The stories in What Burns examine the extremes of desire against a backdrop of family, class, and mortality.
In “Bliss,” a young man befriends the convicted felon who murdered his mother when he was only a child. In “Not Even Camping Is Like Camping Anymore,” a teenage boy fends off the advances of a five-year-old his mother babysits. And in “Dues,” a man discovers that everything he owns is borrowed from someone else—including his time on earth.

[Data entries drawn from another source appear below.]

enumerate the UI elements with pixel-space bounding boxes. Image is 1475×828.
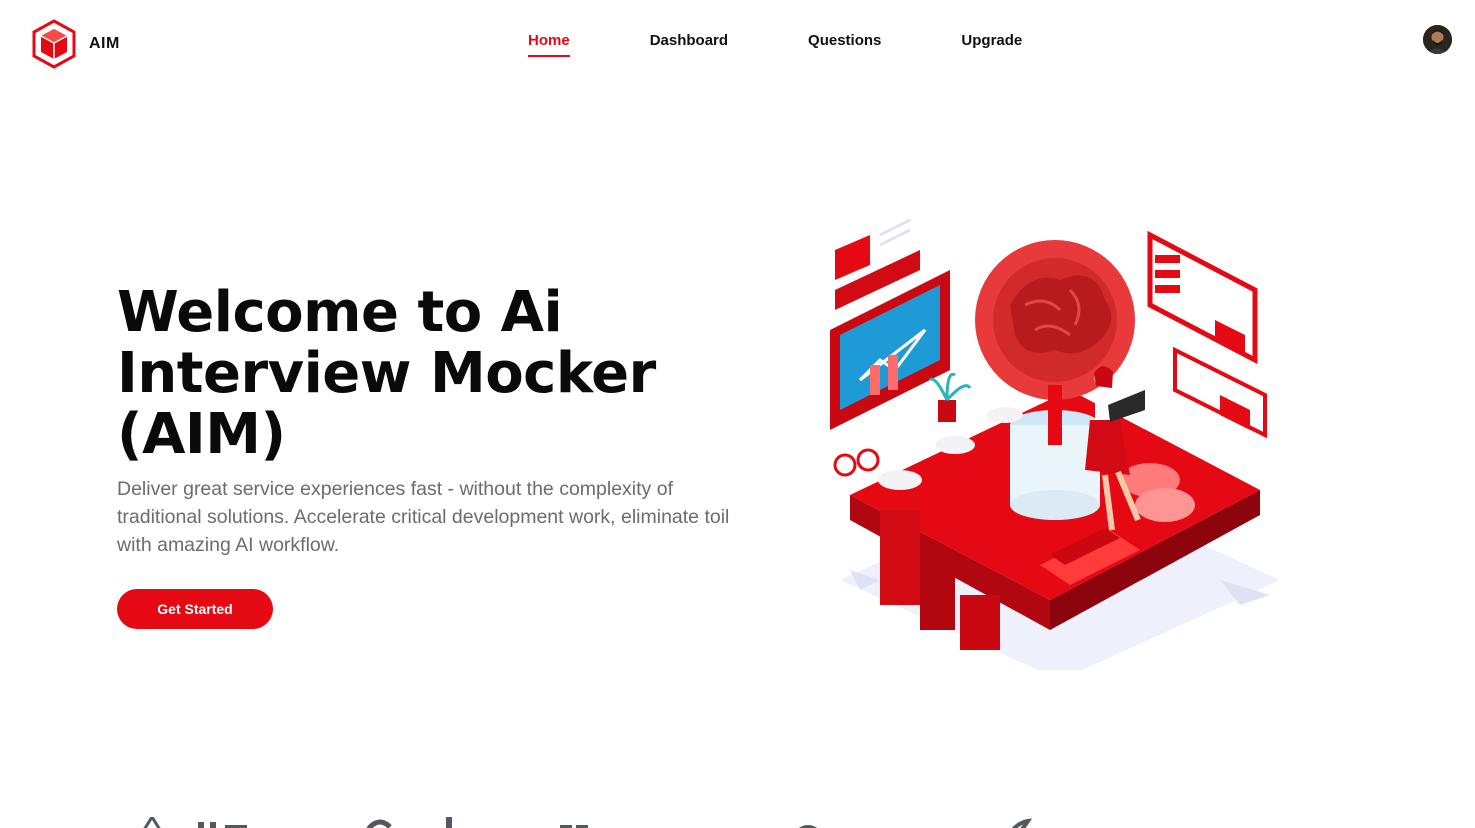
nav-item-dashboard[interactable]: Dashboard <box>650 32 728 57</box>
brand-link[interactable]: AIM <box>31 19 120 69</box>
hero-subtitle: Deliver great service experiences fast -… <box>117 478 730 556</box>
partner-logo-6 <box>1210 817 1350 828</box>
partner-logo-1 <box>140 814 270 828</box>
hero-title: Welcome to Ai Interview Mocker (AIM) <box>117 280 656 467</box>
user-avatar[interactable] <box>1423 25 1452 54</box>
main-nav: Home Dashboard Questions Upgrade <box>528 32 1022 57</box>
partner-logo-5 <box>1000 817 1040 828</box>
partner-logos-strip <box>0 805 1475 828</box>
partner-logo-3 <box>560 817 710 828</box>
site-header: AIM Home Dashboard Questions Upgrade <box>0 0 1475 86</box>
avatar-image <box>1423 25 1452 54</box>
get-started-button[interactable]: Get Started <box>117 589 273 629</box>
brand-name: AIM <box>89 35 120 52</box>
nav-item-upgrade[interactable]: Upgrade <box>961 32 1022 57</box>
nav-item-home[interactable]: Home <box>528 32 570 57</box>
isometric-ai-brain-illustration <box>830 218 1280 670</box>
nav-item-questions[interactable]: Questions <box>808 32 881 57</box>
partner-logo-2 <box>360 817 470 828</box>
partner-logo-4 <box>790 817 890 828</box>
cube-logo-icon <box>32 19 76 69</box>
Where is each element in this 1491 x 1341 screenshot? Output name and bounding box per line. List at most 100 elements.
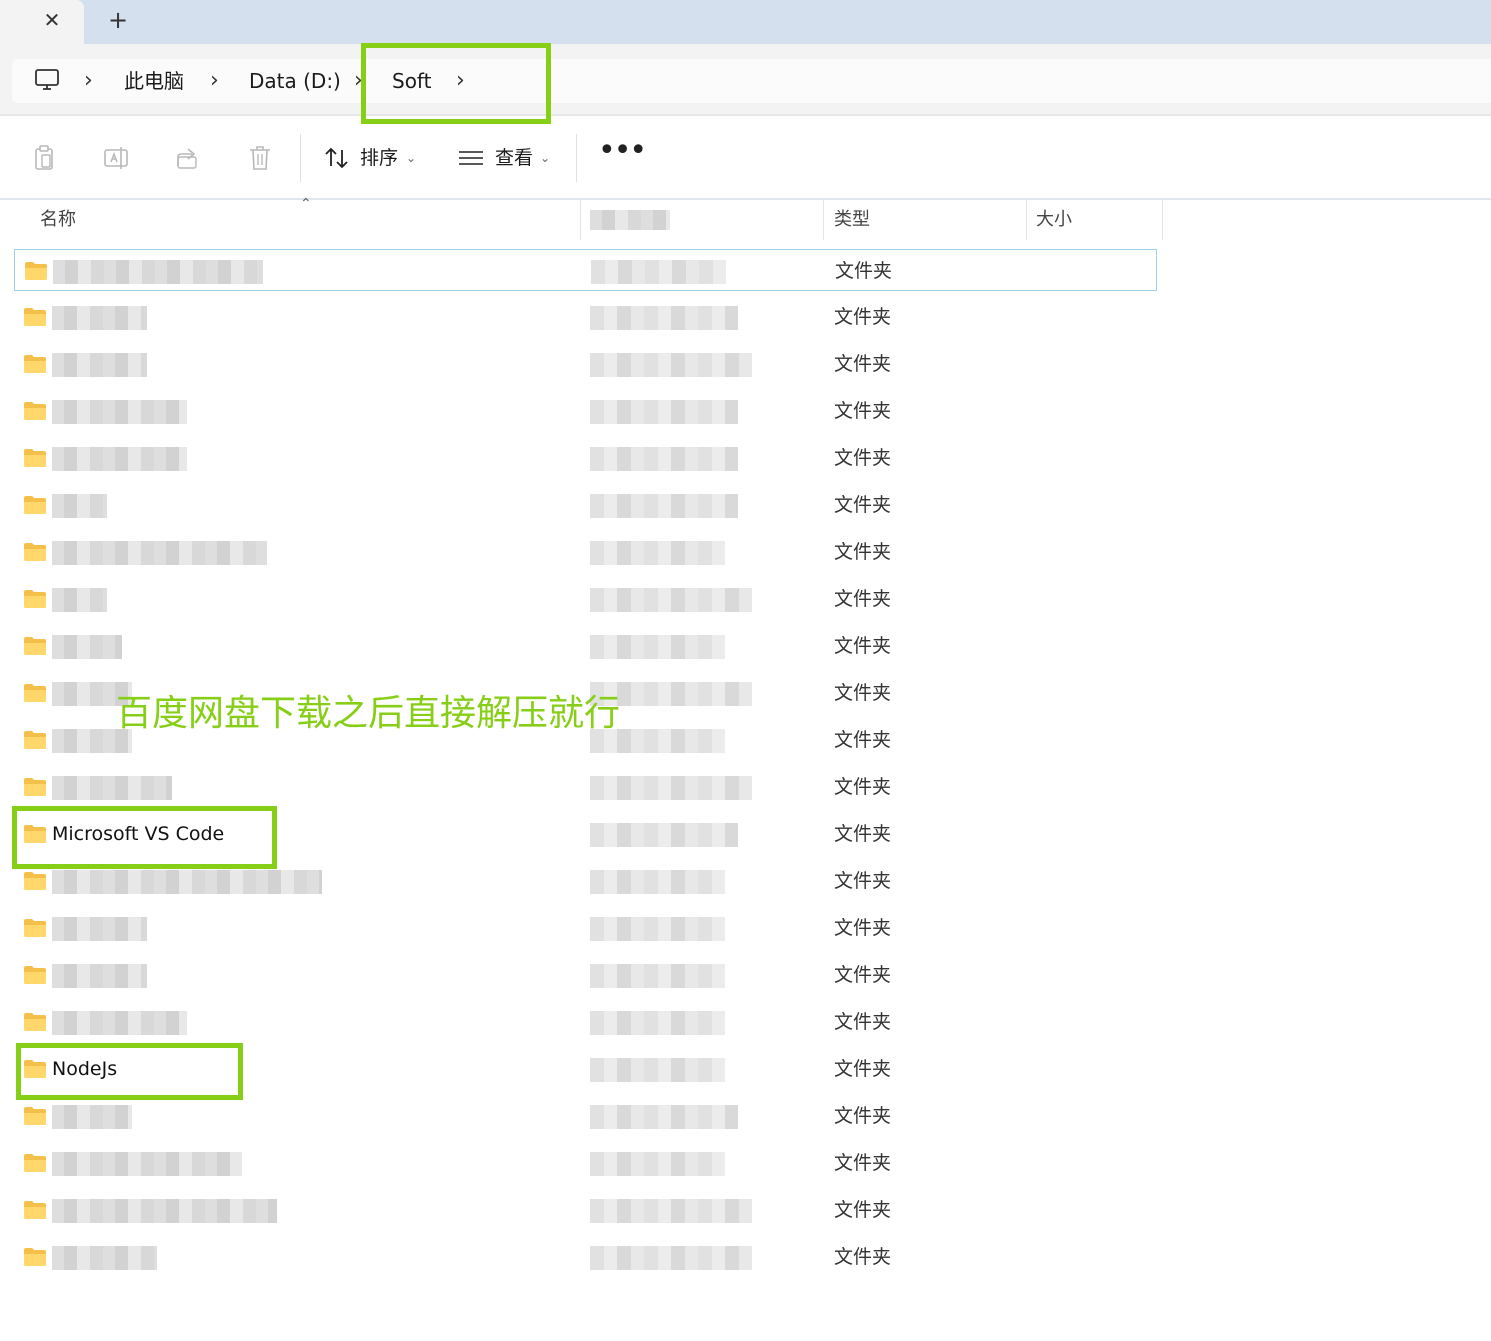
folder-icon [24,1201,46,1219]
file-type: 文件夹 [835,260,893,282]
column-header-type[interactable]: 类型 [834,200,870,240]
file-type: 文件夹 [834,541,892,563]
sort-ascending-icon: ⌃ [300,196,312,212]
folder-icon [24,543,46,561]
folder-icon [24,308,46,326]
file-type: 文件夹 [834,353,892,375]
column-divider[interactable] [580,200,581,240]
new-tab-button[interactable]: + [104,6,132,34]
file-name-blurred [52,635,122,659]
file-type: 文件夹 [834,964,892,986]
date-modified-blurred [590,776,752,800]
folder-icon [24,449,46,467]
breadcrumb-this-pc[interactable]: 此电脑 [124,59,184,103]
chevron-right-icon[interactable]: › [354,59,363,103]
chevron-right-icon[interactable]: › [210,59,219,103]
list-item[interactable]: 文件夹 [14,437,1157,479]
file-type: 文件夹 [834,306,892,328]
date-modified-blurred [590,1199,752,1223]
file-name-blurred [52,494,107,518]
sort-button[interactable]: 排序 ⌄ [324,138,424,178]
list-item[interactable]: 文件夹 [14,531,1157,573]
file-type: 文件夹 [834,447,892,469]
column-header-name[interactable]: 名称 [40,200,76,240]
column-divider[interactable] [823,200,824,240]
date-modified-blurred [590,353,752,377]
address-bar[interactable]: › 此电脑 › Data (D:) › Soft › [12,59,1491,103]
date-modified-blurred [590,1246,752,1270]
tab-active[interactable]: ✕ [0,0,84,44]
list-item[interactable]: 文件夹 [14,343,1157,385]
file-name-blurred [52,917,147,941]
list-item[interactable]: 文件夹 [14,1236,1157,1278]
folder-icon [24,1107,46,1125]
file-type: 文件夹 [834,776,892,798]
date-modified-blurred [590,400,738,424]
folder-icon [24,496,46,514]
file-type: 文件夹 [834,729,892,751]
file-name-blurred [52,1246,157,1270]
folder-icon [24,778,46,796]
list-item[interactable]: Microsoft VS Code 文件夹 [14,813,1157,855]
toolbar-divider [300,134,301,182]
more-options-icon[interactable]: ••• [598,136,647,176]
list-item[interactable]: 文件夹 [14,860,1157,902]
list-item[interactable]: 文件夹 [14,625,1157,667]
folder-icon [24,919,46,937]
monitor-icon[interactable] [34,67,60,93]
list-item[interactable]: 文件夹 [14,766,1157,808]
date-modified-blurred [590,1152,725,1176]
column-divider[interactable] [1026,200,1027,240]
file-type: 文件夹 [834,588,892,610]
list-item[interactable]: 文件夹 [14,1001,1157,1043]
list-item[interactable]: 文件夹 [14,296,1157,338]
chevron-right-icon[interactable]: › [456,59,465,103]
list-item[interactable]: 文件夹 [14,578,1157,620]
view-button[interactable]: 查看 ⌄ [458,138,558,178]
tab-strip: ✕ + [0,0,1491,44]
file-type: 文件夹 [834,1246,892,1268]
list-item[interactable]: 文件夹 [14,1095,1157,1137]
chevron-down-icon: ⌄ [406,151,417,165]
file-type: 文件夹 [834,635,892,657]
folder-icon [24,872,46,890]
share-icon[interactable] [174,144,202,172]
date-modified-blurred [590,635,725,659]
chevron-right-icon[interactable]: › [84,59,93,103]
list-item[interactable]: 文件夹 [14,249,1157,291]
breadcrumb-data-drive[interactable]: Data (D:) [249,59,341,103]
file-type: 文件夹 [834,870,892,892]
date-modified-blurred [590,1011,725,1035]
file-name-blurred [52,1011,187,1035]
delete-icon[interactable] [246,144,274,172]
paste-icon[interactable] [30,144,58,172]
file-type: 文件夹 [834,917,892,939]
rename-icon[interactable] [102,144,130,172]
close-icon[interactable]: ✕ [38,6,66,34]
list-item[interactable]: 文件夹 [14,1142,1157,1184]
list-item[interactable]: 文件夹 [14,954,1157,996]
file-name-blurred [52,447,187,471]
folder-icon [24,1154,46,1172]
list-item[interactable]: 文件夹 [14,390,1157,432]
list-item[interactable]: 文件夹 [14,484,1157,526]
list-item[interactable]: NodeJs 文件夹 [14,1048,1157,1090]
column-divider[interactable] [1162,200,1163,240]
file-name-blurred [52,541,267,565]
file-type: 文件夹 [834,1058,892,1080]
column-header-date-blurred[interactable] [590,210,670,230]
column-header-size[interactable]: 大小 [1036,200,1072,240]
list-item[interactable]: 文件夹 [14,1189,1157,1231]
folder-icon [24,1248,46,1266]
file-type: 文件夹 [834,682,892,704]
file-name: Microsoft VS Code [52,823,225,845]
date-modified-blurred [590,541,725,565]
breadcrumb-soft[interactable]: Soft [392,59,431,103]
list-item[interactable]: 文件夹 [14,907,1157,949]
file-type: 文件夹 [834,1105,892,1127]
folder-icon [24,1013,46,1031]
date-modified-blurred [591,260,726,284]
folder-icon [24,684,46,702]
file-type: 文件夹 [834,823,892,845]
date-modified-blurred [590,964,725,988]
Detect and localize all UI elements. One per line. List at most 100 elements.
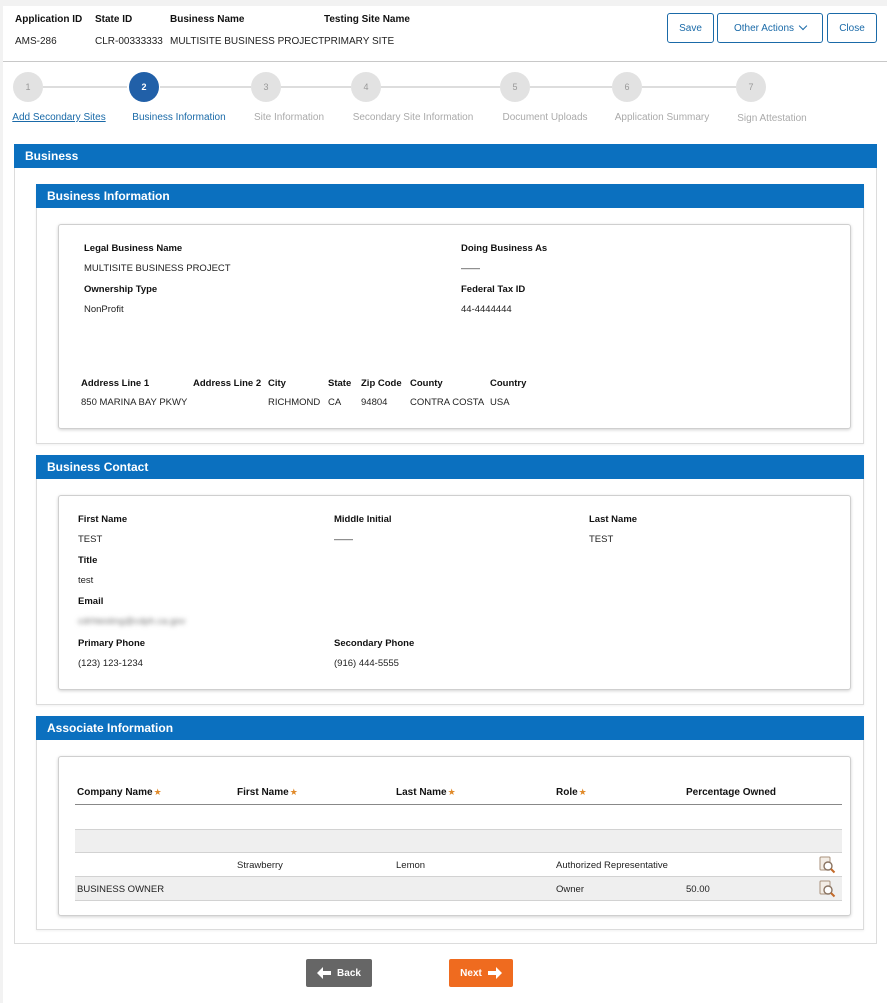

Walking the tightrope between tenderness and violence that has defined Peck’s work since the publication of his first novel, Martin and John, through his most recent, Night Soil, What Burns reveals Peck’s mastery of the short form.
PUBLISHERS WEEKLY
Peck (Night Soil) writes beautifully about desire in his first story collection. Some stories border on the absurd in a comical way, especially the two that open the book, "Not Even Camping Is Like Camping Anymore," about a wise-before-his-time five-year-old who is obsessed with his babysitter's teenage son, and "Bliss," about one man's experience attending a support group for those affected by murder who befriend their loved ones' murderers. The bulk of the stories are more sinister or violently shocking. In "Dues," for example, a man becomes obsessed with how everyone is condemned to repeat certain histories after a stranger attacks him. And in "Summer Beam," a novella split in two that ends the book which is perhaps the strongest in the collection a woman retreats to her family's vacation home to escape her dissolving marriage, only to find more pain waiting for her. While some stories veer a bit too much into the didactic, especially about the state of the world, Peck is best when writing confidently about the uncomfortable reality humans live in. This is an evocative collection.